What followed over the next three weeks was one of the more remarkable team performances of this year's race.

"I would say it was an amazing Giro," Franco Pellizotti, the team's sports director told reporters at the finish of stage 20, the last mountain showdown before Sunday’s processional Rome stage. "White jersey, one stage, nine days in pink, two in the top 10. It was a dream Giro. We also lost our GC rider after one day. The guys did an amazing Giro. I'm very happy and very proud."

Jonas Vingegaard (Visma-Lease a Bike) didn’t hold back in interviews at this year’s race, telling reporters at stage starts when he wanted to win – and when his goal was to set up a teammate. Racing on something close to cruise control, the Dane could pick and choose his moments – commanding his Visma train to let rip and set up five wins for himself, and granting the freedom to loyal lieutenant Sepp Kuss to pick up his Grand Tour stage trilogy along the way. When Vingegaard said he wanted something, it basically meant he got it. But one goal that remained beyond Visma’s reach, was catapulting Davide Piganzoli into the white jersey.

That honour went to Afonso Eulálio, the 24-year-old Portuguese rider who finished sixth overall and will lead the best young rider's classification to Rome. He defiantly held off Piganzoli’s challenge on stage 20

Twelve months ago Eulálio was an unknown quantity, arriving at the team with nothing else to point to but potential. Pellizotti watched him transform across three weeks.

"He arrived last year as a young guy who nobody knew," the Italian said, "but after one year he improved a lot.
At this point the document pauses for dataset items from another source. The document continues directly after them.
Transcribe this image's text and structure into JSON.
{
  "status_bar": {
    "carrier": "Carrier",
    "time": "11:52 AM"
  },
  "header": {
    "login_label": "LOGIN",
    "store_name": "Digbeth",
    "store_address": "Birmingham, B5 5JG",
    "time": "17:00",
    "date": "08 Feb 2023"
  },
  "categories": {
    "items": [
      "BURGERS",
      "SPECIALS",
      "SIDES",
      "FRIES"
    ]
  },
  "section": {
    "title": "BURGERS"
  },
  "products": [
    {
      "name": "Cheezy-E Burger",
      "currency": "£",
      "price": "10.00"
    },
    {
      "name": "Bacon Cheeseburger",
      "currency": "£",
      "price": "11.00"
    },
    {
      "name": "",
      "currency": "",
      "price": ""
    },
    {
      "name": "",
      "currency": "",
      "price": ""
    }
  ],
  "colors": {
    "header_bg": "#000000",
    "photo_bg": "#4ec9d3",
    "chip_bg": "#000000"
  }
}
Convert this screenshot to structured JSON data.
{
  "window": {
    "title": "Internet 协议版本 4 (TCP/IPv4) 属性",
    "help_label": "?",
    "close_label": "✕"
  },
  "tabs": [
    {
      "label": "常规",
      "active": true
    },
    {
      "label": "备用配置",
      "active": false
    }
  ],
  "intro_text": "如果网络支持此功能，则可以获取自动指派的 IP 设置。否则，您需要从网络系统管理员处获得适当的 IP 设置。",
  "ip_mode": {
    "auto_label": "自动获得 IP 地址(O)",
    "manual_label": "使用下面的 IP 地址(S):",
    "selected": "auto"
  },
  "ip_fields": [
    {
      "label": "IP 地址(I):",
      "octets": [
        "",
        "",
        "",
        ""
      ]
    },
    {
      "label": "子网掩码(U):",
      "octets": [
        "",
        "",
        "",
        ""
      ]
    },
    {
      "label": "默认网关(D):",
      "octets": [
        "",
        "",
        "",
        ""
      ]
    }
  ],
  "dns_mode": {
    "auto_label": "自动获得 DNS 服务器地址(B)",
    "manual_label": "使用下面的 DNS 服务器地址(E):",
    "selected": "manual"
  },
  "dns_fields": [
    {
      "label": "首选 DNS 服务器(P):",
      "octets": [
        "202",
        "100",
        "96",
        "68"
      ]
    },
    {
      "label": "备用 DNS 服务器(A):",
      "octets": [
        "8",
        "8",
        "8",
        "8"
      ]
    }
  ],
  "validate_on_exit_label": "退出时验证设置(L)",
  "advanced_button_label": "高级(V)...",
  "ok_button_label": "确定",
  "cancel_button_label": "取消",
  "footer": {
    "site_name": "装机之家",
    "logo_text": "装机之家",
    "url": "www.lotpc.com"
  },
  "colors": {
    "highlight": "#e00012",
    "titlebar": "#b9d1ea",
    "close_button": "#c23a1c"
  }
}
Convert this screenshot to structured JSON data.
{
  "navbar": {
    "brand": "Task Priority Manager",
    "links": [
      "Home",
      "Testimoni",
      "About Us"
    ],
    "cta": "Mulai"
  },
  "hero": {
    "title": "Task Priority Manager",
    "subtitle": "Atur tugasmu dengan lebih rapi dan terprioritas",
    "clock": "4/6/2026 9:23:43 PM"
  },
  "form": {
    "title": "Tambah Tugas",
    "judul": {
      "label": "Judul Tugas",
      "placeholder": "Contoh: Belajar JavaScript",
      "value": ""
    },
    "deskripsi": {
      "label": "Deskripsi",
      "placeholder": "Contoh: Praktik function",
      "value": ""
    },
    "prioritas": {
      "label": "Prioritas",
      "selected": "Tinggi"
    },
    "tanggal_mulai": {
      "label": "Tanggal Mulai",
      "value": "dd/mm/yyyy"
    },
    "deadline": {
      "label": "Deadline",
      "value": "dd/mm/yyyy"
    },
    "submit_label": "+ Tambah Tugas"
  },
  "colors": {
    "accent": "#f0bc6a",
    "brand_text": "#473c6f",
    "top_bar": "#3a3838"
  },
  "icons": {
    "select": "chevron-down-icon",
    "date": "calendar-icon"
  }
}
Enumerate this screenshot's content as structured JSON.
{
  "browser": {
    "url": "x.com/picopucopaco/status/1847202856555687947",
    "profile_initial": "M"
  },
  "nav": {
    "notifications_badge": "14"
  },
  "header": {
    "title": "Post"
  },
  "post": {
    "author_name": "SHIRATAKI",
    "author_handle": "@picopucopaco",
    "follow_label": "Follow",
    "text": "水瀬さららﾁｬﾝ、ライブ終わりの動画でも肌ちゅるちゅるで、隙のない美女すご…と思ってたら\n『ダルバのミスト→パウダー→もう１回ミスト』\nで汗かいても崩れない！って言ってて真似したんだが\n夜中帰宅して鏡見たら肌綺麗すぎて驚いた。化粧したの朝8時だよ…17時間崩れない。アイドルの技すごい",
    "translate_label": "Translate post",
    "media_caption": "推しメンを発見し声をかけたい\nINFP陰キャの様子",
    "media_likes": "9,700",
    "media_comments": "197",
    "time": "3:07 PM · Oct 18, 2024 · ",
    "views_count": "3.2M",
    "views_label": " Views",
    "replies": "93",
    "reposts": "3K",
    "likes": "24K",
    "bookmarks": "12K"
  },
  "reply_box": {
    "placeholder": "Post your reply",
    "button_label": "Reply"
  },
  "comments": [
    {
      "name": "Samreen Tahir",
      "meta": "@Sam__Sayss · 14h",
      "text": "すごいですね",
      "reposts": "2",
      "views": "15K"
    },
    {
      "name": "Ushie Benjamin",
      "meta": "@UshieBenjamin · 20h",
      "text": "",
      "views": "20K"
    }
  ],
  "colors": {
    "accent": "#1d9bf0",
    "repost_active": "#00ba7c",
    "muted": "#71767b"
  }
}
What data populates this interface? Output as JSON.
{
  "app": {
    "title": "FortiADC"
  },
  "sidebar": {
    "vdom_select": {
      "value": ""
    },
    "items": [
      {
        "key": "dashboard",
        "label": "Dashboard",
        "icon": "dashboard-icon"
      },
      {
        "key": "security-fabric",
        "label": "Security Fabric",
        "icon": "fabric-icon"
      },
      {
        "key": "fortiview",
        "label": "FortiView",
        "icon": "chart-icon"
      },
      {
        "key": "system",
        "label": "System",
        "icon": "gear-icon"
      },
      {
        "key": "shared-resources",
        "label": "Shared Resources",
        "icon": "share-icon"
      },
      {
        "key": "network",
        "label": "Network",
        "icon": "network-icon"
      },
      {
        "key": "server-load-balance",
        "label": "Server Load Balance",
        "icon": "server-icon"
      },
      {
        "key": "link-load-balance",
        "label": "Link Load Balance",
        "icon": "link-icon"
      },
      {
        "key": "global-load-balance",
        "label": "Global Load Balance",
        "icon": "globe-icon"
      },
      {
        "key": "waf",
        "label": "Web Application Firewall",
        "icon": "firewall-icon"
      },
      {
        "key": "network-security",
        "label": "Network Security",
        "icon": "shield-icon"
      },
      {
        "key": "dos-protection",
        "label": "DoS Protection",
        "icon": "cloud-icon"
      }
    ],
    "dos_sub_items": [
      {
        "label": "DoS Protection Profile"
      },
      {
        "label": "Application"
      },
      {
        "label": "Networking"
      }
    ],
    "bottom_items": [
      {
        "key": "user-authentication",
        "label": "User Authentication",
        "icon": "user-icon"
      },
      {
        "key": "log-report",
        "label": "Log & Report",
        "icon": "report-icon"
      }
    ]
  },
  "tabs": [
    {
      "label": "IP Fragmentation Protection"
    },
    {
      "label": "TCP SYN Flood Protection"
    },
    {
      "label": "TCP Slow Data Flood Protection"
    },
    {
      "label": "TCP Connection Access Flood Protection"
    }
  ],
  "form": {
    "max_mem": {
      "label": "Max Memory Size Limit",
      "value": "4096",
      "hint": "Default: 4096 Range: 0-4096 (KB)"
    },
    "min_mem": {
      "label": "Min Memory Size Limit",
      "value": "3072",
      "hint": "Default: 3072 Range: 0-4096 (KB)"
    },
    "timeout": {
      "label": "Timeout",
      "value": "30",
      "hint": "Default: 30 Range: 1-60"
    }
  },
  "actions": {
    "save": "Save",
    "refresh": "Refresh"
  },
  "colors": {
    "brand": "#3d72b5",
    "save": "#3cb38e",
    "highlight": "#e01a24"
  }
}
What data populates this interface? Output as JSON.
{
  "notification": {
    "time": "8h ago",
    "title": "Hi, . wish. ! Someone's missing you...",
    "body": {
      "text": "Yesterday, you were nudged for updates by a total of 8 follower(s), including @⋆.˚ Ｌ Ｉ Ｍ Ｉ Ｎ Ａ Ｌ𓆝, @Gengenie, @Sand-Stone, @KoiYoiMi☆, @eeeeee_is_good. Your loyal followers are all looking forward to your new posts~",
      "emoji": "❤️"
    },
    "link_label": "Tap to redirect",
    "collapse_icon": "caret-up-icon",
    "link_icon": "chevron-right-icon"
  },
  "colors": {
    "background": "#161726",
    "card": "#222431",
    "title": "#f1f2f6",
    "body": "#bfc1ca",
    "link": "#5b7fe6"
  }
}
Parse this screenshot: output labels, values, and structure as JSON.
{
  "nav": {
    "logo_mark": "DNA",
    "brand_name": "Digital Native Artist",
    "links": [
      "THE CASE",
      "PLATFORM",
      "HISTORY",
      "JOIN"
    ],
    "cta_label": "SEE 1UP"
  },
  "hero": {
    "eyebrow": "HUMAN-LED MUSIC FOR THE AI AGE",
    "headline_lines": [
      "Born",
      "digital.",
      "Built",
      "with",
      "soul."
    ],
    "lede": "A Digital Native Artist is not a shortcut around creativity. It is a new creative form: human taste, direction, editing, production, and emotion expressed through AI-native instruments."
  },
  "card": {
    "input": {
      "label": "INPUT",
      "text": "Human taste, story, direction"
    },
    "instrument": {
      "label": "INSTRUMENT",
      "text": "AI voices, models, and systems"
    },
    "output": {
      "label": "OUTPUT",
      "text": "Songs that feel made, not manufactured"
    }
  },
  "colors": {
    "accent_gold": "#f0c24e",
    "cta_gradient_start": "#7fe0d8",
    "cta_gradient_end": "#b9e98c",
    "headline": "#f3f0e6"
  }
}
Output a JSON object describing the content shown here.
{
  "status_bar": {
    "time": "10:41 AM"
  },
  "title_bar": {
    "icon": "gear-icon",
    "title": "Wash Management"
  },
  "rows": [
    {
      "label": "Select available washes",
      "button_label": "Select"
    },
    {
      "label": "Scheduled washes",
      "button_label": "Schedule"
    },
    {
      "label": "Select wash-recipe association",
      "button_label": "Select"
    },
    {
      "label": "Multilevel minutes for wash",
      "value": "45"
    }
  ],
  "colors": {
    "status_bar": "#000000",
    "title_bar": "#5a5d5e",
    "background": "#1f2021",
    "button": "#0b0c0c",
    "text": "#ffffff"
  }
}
In this Giro, I think he learned too much in a short time."

The phrasing is telling. Too much, too fast – the compressed education of a Grand Tour, where lessons arrived at hectic finales, on treacherous rain-soaked roads, (Eulálio’s two-up battle for stage five), in scorching heat, across three weeks of accumulated suffering. Eulálio absorbed it all and came out the other side in white.

Damiano Caruso (L) and Alec Segaert (R) after the Belgian's stage 12 win (Image: Tim de Waele/Getty Images)

If the Portuguese rider was the revelation, Damiano Caruso was the spine. The 37-year-old Sicilian, riding what is his final season, finished inside the top ten and, by Pellizotti's account, held the team together in ways that don't appear in the results sheet.

"Without him, it would be very difficult," Pellizotti explained. "For the young guys, he is like a father, and during the race he was unbelievable. I would say he is teaching them and also giving them shit sometimes."

Before the final mountain day to Piancavallo, Caruso had told his sports director he intended to savour what remained. "I know Damiano, and he knows it's his last year," Pellizotti said. "Today he said: 'I will finish this Giro in a good mood and enjoy it for the rest of my life’."

Alec Segaert's stage win – the Belgian converted his engine into a late attack victory – completed a picture that few would have predicted after Buitrago's early exit. The team had arrived in Bulgaria with a plan built around their Colombian climber. They left Italy three weeks later with something that looked, from the outside, like a plan that had always been set.

Caruso rides off into retirement carrying that top ten and the quiet satisfaction of a job that went far beyond protecting his own result. Eulálio's road, by contrast, has barely begun. Sixth at a Grand Tour at 24, the white jersey, and a sports director speaking about him with something close to awe.